Stereotactic radiotherapy uses multiple fractions to deliver a dose, also using a conventional technique. Fractions range from normal fractionation to very hypofractionated. Stereotactic radiotherapy keeps the benefits of stereotactic radiosurgery (sharp dose falloff) together with increased normal tissue tolerance, allowing for its use near critical structures such as the optic chiasm or brainstem.
A critical component of stereotactic radiotherapy is the immobilisation technique. The most accurate method is to use a stereotactic frame upon which the patient's skull is attached. This limits movement to < 1 mm but is uncomfortable. Frameless stereotactic techniques (eg. thermoplastic masks) are used but are slightly less accurate.
Common CNS sites treated with stereotactic treatment:
- Benign CNS disease
- Arteriovenous malformations (20 Gy in 1 fraction)
- Meningioma (15 Gy in 1 fraction)
- Vestibular Schwannoma (13 Gy in 1 fraction, 50.4 Gy in 28 fractions (FRST))

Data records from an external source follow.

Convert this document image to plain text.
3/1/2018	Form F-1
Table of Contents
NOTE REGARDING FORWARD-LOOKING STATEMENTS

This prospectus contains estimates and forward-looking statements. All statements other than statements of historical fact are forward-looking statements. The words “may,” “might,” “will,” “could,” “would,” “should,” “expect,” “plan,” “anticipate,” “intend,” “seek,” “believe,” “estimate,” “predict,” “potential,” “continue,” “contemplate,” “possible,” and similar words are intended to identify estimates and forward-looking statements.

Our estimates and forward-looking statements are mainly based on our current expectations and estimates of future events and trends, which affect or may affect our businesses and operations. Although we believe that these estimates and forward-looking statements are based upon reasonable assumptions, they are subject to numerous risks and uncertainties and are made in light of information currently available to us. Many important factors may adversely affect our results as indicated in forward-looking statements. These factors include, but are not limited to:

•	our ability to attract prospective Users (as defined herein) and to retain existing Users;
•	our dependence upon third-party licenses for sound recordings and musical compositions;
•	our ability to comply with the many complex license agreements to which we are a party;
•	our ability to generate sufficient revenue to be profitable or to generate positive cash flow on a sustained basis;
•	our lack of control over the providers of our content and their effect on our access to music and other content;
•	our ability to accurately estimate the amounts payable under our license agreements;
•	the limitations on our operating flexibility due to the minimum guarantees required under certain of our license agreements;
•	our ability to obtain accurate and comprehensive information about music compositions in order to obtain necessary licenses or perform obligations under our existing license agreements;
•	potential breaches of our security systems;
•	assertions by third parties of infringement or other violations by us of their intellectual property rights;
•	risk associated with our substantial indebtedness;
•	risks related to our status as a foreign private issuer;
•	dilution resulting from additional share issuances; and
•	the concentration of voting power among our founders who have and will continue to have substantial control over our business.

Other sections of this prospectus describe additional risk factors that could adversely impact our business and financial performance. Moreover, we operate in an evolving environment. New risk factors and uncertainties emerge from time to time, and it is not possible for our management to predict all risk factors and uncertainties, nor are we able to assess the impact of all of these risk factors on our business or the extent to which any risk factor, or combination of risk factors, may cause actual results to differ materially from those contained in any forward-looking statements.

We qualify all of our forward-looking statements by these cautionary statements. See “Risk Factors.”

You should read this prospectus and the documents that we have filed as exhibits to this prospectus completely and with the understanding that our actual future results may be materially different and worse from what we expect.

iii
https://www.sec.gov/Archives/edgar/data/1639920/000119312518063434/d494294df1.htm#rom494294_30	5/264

- Pituitary adenomas (15 Gy for non-secretory, 25 Gy for secretory tumours)
- Malignant CNS disease
- Brain oligometastases
- Glioma (expiremental)
- Functional disorders
- Trigeminal neuropathy (treat intracranial portion of the trigeminal nerve to 80 Gy)
Stereotactic body radiotherapy is a newer technique. Treatment relies heavily on image guidance techniques as the patient's body can not be immobilised in the same way as the scalp. It is predominately used for early stage lung cancer in otherwise surgically unfit patients, where it shows excellent results (eg. 3 year local control 90%) with high doses (60 Gy in 3 #). It can also be used in other body sites (eg. liver). Evidence related to other sites is limited to case series.
Stereotactic treatment is available at major metropolitan centres but is being rolled out throughout Australia.